Although the author asserts that comparisons between the HRE and the EU are commonplace, I see very little in common with them. The HRE was, at one time, a centralized empire that saw power devolve over a long period of time to territorial sub-units. By the 16th century, at the latest, virtually all meaningful decisions were made at the level of estates (duchies, counties, Imperial Free Cities, and other units). The Empire as a whole collected some minimal taxes and managed judicial disputes that could not be settled in a single state. Theoretically, it conducted foreign policy, but in practice the Empire rarely acted as a whole and most wars were fought by or among estates. There was little force behind the central government; neither the Emperor nor the Diet could impose laws that would affect the internal affairs of particular estates, and were generally hard-pressed to maintain peace and order between estates. What held the Empire together was the sense of community, especially by the German members. It had existed for nearly 1000 years and it was the main reason that powerful neighbouring states did not expand into Imperial territory more aggressively.
The EU is the opposite on almost all counts. It is not a formerly centralized state that has fallen apart, but a confederation of individual states that have gradually ceded it more power. The EU interferes in fundamental internal matters of its member states and does not seem to have any theoretical limits to its power. The one thing it does not have is a military structure, something that is provided by NATO. But NATO membership is not at all coterminous with EU membership, and notably it is dominated by the United States. EU members have very little history as part of the organization and even less sense of attachment to it.
The author of the article in question has detected in the EU’s latest plans for a different level of membership the sort of breaking up that happened to the HRE. I’m not sure why this is the case; the HRE never had different formal levels of membership or participation. Those units that qualified as “estates” had different rights and responsibilities than others: they had to pay taxes, in exchange for which they had representation in the Imperial Diet. But estates and non-estates were all equally part of the Empire and subject to its laws.
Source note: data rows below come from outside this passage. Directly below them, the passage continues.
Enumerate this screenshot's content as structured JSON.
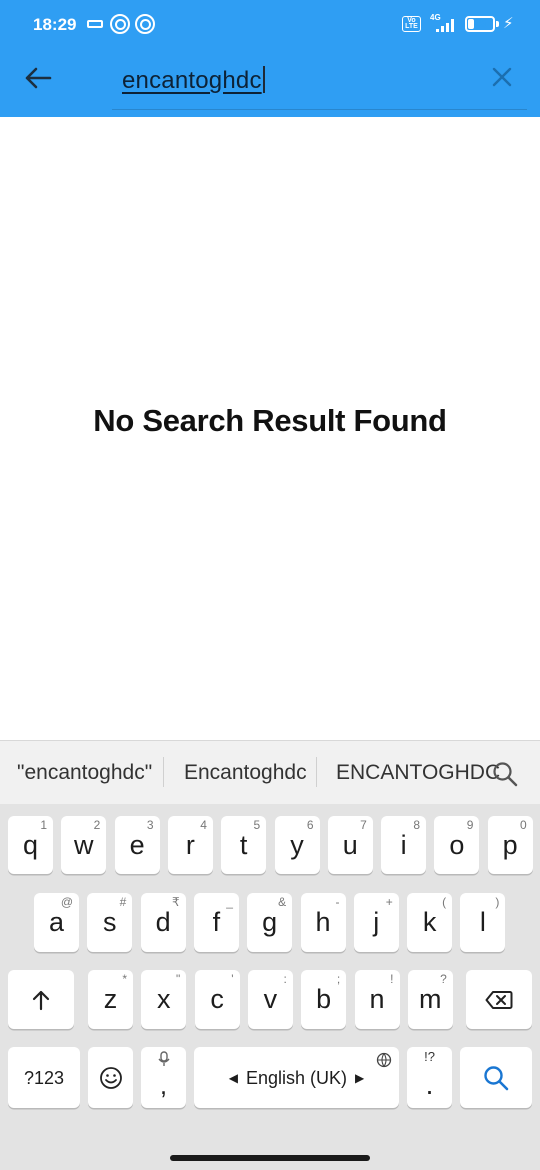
{
  "status_bar": {
    "time": "18:29",
    "volte_label": "Vo LTE",
    "network": "4G",
    "battery_level": "25"
  },
  "search": {
    "query": "encantoghdc",
    "back_icon": "arrow-left-icon",
    "clear_icon": "close-icon"
  },
  "main": {
    "empty_message": "No Search Result Found"
  },
  "keyboard": {
    "suggestions": [
      "\"encantoghdc\"",
      "Encantoghdc",
      "ENCANTOGHDC"
    ],
    "row1": [
      {
        "k": "q",
        "h": "1"
      },
      {
        "k": "w",
        "h": "2"
      },
      {
        "k": "e",
        "h": "3"
      },
      {
        "k": "r",
        "h": "4"
      },
      {
        "k": "t",
        "h": "5"
      },
      {
        "k": "y",
        "h": "6"
      },
      {
        "k": "u",
        "h": "7"
      },
      {
        "k": "i",
        "h": "8"
      },
      {
        "k": "o",
        "h": "9"
      },
      {
        "k": "p",
        "h": "0"
      }
    ],
    "row2": [
      {
        "k": "a",
        "h": "@"
      },
      {
        "k": "s",
        "h": "#"
      },
      {
        "k": "d",
        "h": "₹"
      },
      {
        "k": "f",
        "h": "_"
      },
      {
        "k": "g",
        "h": "&"
      },
      {
        "k": "h",
        "h": "-"
      },
      {
        "k": "j",
        "h": "+"
      },
      {
        "k": "k",
        "h": "("
      },
      {
        "k": "l",
        "h": ")"
      }
    ],
    "row3": [
      {
        "k": "z",
        "h": "*"
      },
      {
        "k": "x",
        "h": "\""
      },
      {
        "k": "c",
        "h": "'"
      },
      {
        "k": "v",
        "h": ":"
      },
      {
        "k": "b",
        "h": ";"
      },
      {
        "k": "n",
        "h": "!"
      },
      {
        "k": "m",
        "h": "?"
      }
    ],
    "symbols_label": "?123",
    "comma_label": ",",
    "space_label": "English (UK)",
    "period_label": ".",
    "period_hint": "!?"
  },
  "colors": {
    "accent": "#2f9ef3",
    "key_bg": "#ffffff",
    "keyboard_bg": "#e3e3e3"
  }
}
Having different levels of membership may turn out to be a crucial turning point for the EU, but I doubt it. The EU already has members in and out of the Eurozone, and Denmark has opted out of several parts of the EU. The UK is also going to have a special form of membership. The point of the different levels, as the author admits, is to allow the EU to admit new member states without having them meet the strict criteria of existing states. As long as the new level of membership does not become something that core members begin retreating to as an attempt to lessen EU control, I doubt having different levels will significantly weaken the alliance.
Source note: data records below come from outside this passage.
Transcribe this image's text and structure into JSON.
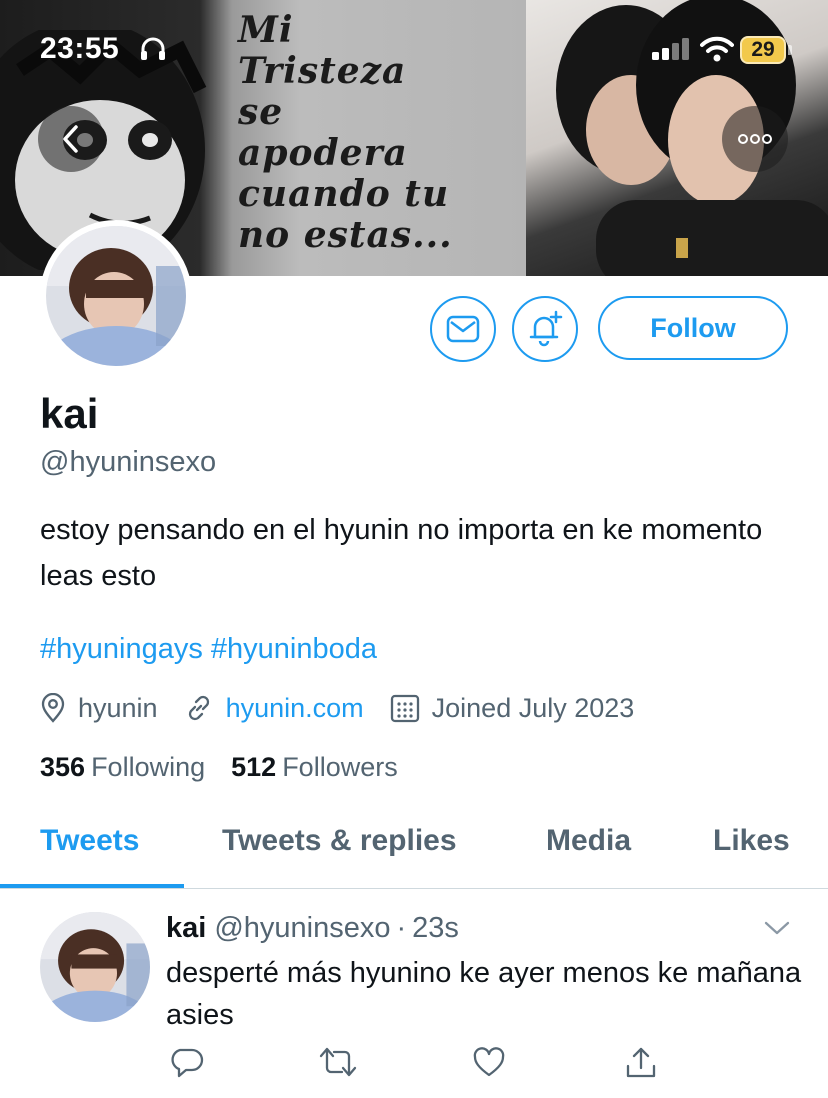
{
  "status_bar": {
    "time": "23:55",
    "battery": "29",
    "battery_color": "#f2c94c"
  },
  "banner": {
    "quote_lines": [
      "Mi",
      "Tristeza",
      "se",
      "apodera",
      "cuando tu",
      "no estas..."
    ]
  },
  "nav": {
    "back_icon": "chevron-left-icon",
    "more_icon": "more-horizontal-icon"
  },
  "profile": {
    "follow_label": "Follow",
    "display_name": "kai",
    "handle": "@hyuninsexo",
    "bio": "estoy pensando en el hyunin no importa en ke momento leas esto",
    "hashtags": [
      "#hyuningays",
      "#hyuninboda"
    ],
    "location": "hyunin",
    "website": "hyunin.com",
    "joined": "Joined July 2023",
    "following_count": "356",
    "following_label": "Following",
    "followers_count": "512",
    "followers_label": "Followers"
  },
  "tabs": [
    {
      "label": "Tweets",
      "active": true
    },
    {
      "label": "Tweets & replies",
      "active": false
    },
    {
      "label": "Media",
      "active": false
    },
    {
      "label": "Likes",
      "active": false
    }
  ],
  "tweet": {
    "name": "kai",
    "handle": "@hyuninsexo",
    "separator": "·",
    "time": "23s",
    "text": "desperté más hyunino ke ayer menos ke mañana asies"
  },
  "colors": {
    "accent": "#1d9bf0",
    "secondary_text": "#536471",
    "primary_text": "#0f1419"
  }
}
This is a particularly interesting subject because of the fact that neither the HRE nor the EU fits into a traditional conception of sovereignty. To the extent that the EU represents a supranational form of organization, it violates the sovereignty of its signatories on a whole host of measures. However, if we were to consider the EU its own state, it would lack sovereignty in many areas as well, notably in defense. The HRE was in a similar situation. This is a good reminder that all categories of human understanding are mere approximations to reality; in some cases they correspond to reality quite closely, but it is always possible for there to be marginal cases. This is especially true in human affairs.